«Les détenus ont le choix entre six menus différents : normal, végétarien, poisson, enrichi en fibres, facile à mâcher ou méditerranéen, que nous avons récemment introduit.» Le commandant John Rhodes, tout sourire sous son képi, a l'air très convaincu de la qualité des soins réservés à ses pensionnaires. Chargé de faire visiter les camps 5 et 6 de Guantánamo à un groupe de journalistes récemment invités sur la base américaine de Cuba, il plaisante : «Ma seule expérience précédente en matière de réclusion, c'était quand j'envoyais mes enfants dans leur chambre.»

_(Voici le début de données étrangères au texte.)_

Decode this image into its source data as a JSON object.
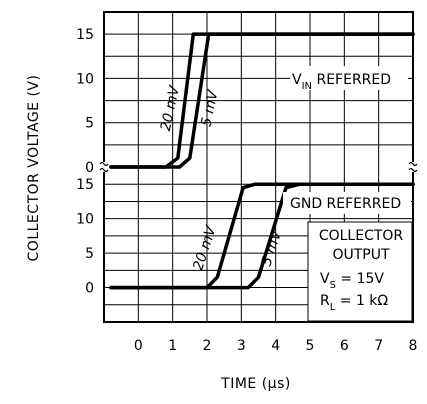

La plupart des 172 prisonniers qui restent à Guantánamo sont regroupés dans ces deux camps adjacents. De derrière un grillage, sans rien voir, on les entend jouer au ballon. Et le commandant Rhodes continue de badiner : «Les détenus dociles sont autorisés à porter des pantalons courts, que ma femme appelle des "Capri". Ils les apprécient particulièrement pour jouer au foot.»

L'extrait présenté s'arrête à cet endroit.